On a side note, I think collisions between bikes and collisions with a bike and a pedestrian are less often fatal than collisions with cars. If I were to get hit by someone running a red light while I'm walking across the street, I'd prefer to get hit by a cyclist than by an SUV.
We in Asia have figured the urban transit riddle long ago: Motorbikes or the more sustainable option; electric scooters [1]. If we are going to share the road, might as well everyone becomes capable of reaching similar speeds. E-bikes necessitate a cyclist lane for no good reason.
E-bikes allow a wider range of people to exercise and travel quickly. That’s their advantage over both electric scooters and traditional bicycles. As such they are really worth incorporating into the urban landscape.
Also, it’s not obvious but the highest throughput per unit area at street level is sidewalks, bike lanes, and then the least efficient traffic lanes. Sidewalks need skyscrapers and a massive subway system to really scale, but bike lanes are mostly limited by adoption which again makes E-Bikes really useful.
Going to the gym takes time. Even if you’re just walking for 20 minutes each way that’s still 40 minutes of light exercise 5 days a week for 40 years. Which from a public health standpoint is quite significant as few people go to the gym every week for their entire working life.

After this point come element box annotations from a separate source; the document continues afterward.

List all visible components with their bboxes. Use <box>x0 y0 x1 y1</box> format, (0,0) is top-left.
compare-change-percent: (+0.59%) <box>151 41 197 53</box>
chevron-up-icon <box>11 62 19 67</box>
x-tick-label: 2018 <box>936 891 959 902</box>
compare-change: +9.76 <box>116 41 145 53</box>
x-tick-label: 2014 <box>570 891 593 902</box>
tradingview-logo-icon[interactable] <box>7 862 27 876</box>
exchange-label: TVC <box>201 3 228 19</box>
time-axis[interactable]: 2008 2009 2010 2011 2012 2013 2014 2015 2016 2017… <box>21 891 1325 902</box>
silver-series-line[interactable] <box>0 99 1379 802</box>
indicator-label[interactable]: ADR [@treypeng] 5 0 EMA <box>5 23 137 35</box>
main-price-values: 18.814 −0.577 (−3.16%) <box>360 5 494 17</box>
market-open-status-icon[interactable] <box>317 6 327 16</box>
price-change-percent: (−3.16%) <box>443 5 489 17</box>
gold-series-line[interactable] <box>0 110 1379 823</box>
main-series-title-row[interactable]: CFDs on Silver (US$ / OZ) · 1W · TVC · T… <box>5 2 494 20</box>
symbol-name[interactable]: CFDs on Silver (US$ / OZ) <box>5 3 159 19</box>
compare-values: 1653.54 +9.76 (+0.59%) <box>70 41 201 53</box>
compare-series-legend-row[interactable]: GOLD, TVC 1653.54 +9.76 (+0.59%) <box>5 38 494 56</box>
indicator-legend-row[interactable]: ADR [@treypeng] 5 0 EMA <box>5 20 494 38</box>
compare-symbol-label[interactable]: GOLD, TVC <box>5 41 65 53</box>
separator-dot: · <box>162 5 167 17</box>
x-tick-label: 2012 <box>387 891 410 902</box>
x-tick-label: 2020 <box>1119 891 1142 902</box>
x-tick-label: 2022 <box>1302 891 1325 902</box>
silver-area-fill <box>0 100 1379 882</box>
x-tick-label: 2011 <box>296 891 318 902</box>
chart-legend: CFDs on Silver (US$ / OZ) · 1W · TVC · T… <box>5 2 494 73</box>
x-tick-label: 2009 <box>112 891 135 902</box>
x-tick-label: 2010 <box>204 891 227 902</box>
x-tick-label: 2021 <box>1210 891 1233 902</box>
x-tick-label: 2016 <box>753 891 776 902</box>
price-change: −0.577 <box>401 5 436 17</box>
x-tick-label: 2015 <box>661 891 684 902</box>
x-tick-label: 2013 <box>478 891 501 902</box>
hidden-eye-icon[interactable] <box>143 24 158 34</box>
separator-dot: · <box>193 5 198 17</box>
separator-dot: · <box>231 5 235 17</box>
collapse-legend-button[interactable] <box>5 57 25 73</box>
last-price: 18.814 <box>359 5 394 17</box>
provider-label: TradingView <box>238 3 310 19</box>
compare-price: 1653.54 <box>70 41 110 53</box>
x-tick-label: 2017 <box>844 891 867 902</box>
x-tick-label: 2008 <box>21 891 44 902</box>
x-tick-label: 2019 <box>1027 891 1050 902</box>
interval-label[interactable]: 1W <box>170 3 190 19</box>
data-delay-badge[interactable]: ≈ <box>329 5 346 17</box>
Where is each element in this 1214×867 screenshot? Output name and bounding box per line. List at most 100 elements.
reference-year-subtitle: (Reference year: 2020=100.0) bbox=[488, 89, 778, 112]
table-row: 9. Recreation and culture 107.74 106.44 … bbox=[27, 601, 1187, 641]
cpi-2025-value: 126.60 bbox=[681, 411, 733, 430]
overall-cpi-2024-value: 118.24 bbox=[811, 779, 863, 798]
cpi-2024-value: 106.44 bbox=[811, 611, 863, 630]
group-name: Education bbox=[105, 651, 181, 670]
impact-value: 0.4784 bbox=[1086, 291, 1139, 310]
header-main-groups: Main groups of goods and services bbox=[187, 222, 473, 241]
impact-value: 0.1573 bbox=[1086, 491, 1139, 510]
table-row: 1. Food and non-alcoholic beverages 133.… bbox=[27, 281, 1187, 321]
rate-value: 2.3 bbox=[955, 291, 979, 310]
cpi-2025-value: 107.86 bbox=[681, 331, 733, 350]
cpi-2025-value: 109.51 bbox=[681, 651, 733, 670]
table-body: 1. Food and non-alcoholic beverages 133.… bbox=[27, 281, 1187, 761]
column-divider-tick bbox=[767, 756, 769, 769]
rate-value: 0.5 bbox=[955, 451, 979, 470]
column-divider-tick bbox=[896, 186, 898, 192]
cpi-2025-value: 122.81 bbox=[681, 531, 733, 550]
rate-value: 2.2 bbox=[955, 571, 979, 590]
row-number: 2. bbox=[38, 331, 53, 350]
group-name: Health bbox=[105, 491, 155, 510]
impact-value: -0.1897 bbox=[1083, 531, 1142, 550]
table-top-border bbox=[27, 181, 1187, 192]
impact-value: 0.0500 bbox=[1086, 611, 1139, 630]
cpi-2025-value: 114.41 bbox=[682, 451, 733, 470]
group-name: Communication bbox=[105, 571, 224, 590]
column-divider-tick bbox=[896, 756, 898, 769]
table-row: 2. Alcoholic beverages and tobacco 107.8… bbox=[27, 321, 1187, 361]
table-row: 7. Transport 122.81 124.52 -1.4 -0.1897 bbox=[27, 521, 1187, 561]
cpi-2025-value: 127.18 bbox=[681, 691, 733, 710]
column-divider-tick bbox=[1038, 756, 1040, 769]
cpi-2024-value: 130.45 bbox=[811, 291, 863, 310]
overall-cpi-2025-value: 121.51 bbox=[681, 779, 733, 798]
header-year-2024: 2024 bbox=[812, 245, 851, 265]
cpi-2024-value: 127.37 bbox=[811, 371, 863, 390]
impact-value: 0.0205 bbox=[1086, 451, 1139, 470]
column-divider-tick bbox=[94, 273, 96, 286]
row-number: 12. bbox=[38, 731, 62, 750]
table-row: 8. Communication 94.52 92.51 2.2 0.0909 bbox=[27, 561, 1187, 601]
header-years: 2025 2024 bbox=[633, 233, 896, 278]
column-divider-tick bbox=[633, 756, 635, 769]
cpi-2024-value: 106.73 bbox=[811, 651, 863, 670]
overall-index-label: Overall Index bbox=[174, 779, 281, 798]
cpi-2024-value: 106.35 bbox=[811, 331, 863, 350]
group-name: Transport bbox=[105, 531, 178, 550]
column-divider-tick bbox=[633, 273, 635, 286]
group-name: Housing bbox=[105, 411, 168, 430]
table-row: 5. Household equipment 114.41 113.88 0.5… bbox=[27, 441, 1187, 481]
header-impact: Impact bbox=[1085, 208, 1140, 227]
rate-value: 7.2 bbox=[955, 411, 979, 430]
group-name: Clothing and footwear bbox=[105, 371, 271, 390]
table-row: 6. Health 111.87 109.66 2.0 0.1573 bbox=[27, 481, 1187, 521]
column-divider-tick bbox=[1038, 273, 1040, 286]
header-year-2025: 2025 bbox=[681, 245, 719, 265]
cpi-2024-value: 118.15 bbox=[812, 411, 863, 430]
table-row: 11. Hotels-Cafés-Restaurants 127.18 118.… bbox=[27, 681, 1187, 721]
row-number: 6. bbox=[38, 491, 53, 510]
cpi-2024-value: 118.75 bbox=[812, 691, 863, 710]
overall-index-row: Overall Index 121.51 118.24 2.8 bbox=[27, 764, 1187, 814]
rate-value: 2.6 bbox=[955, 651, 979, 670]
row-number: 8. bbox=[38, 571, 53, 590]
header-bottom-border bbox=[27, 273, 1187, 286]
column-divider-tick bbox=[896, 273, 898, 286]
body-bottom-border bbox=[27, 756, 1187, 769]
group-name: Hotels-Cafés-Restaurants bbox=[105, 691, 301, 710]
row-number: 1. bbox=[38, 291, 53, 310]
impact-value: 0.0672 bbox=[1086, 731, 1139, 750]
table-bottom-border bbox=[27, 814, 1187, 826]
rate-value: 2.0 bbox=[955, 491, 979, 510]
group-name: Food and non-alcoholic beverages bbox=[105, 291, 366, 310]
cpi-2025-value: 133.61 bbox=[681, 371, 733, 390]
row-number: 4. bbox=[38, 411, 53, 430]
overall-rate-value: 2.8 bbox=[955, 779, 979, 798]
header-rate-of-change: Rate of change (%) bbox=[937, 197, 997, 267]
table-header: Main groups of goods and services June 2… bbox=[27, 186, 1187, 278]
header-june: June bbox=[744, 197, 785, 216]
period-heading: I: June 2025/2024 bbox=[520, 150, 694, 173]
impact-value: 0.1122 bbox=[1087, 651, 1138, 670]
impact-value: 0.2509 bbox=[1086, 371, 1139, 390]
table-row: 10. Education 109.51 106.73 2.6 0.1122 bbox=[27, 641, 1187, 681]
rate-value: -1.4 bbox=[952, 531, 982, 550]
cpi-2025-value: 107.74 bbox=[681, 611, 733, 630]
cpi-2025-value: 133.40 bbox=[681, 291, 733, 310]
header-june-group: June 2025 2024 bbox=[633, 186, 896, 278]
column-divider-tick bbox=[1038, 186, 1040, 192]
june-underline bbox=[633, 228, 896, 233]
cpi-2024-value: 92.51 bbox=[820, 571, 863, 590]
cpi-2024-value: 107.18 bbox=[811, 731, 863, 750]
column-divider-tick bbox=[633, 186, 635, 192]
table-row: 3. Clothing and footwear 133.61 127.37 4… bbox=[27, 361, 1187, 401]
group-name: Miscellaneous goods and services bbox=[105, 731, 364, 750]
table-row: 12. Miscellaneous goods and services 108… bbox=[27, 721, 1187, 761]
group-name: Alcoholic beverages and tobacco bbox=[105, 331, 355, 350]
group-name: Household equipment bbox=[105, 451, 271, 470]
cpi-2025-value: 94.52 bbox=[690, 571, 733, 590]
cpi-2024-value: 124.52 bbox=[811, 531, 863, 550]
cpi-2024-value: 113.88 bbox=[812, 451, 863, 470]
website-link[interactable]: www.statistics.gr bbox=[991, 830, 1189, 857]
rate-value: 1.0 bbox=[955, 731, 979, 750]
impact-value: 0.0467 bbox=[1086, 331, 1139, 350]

E-bikes combine that basic level of exercise with being able to travel significant distances or across steep hills. Driving is faster but takes longer to park and doesn’t scale nearly as well in terms of infrastructure so it’s not a major time saver compared to short bike commutes. Granted, bike infrastructure is often unused in the US but it’s often a question of critical mass. There needs to be enough in place to get to everything safely and it needs to be around long enough for people to start using it.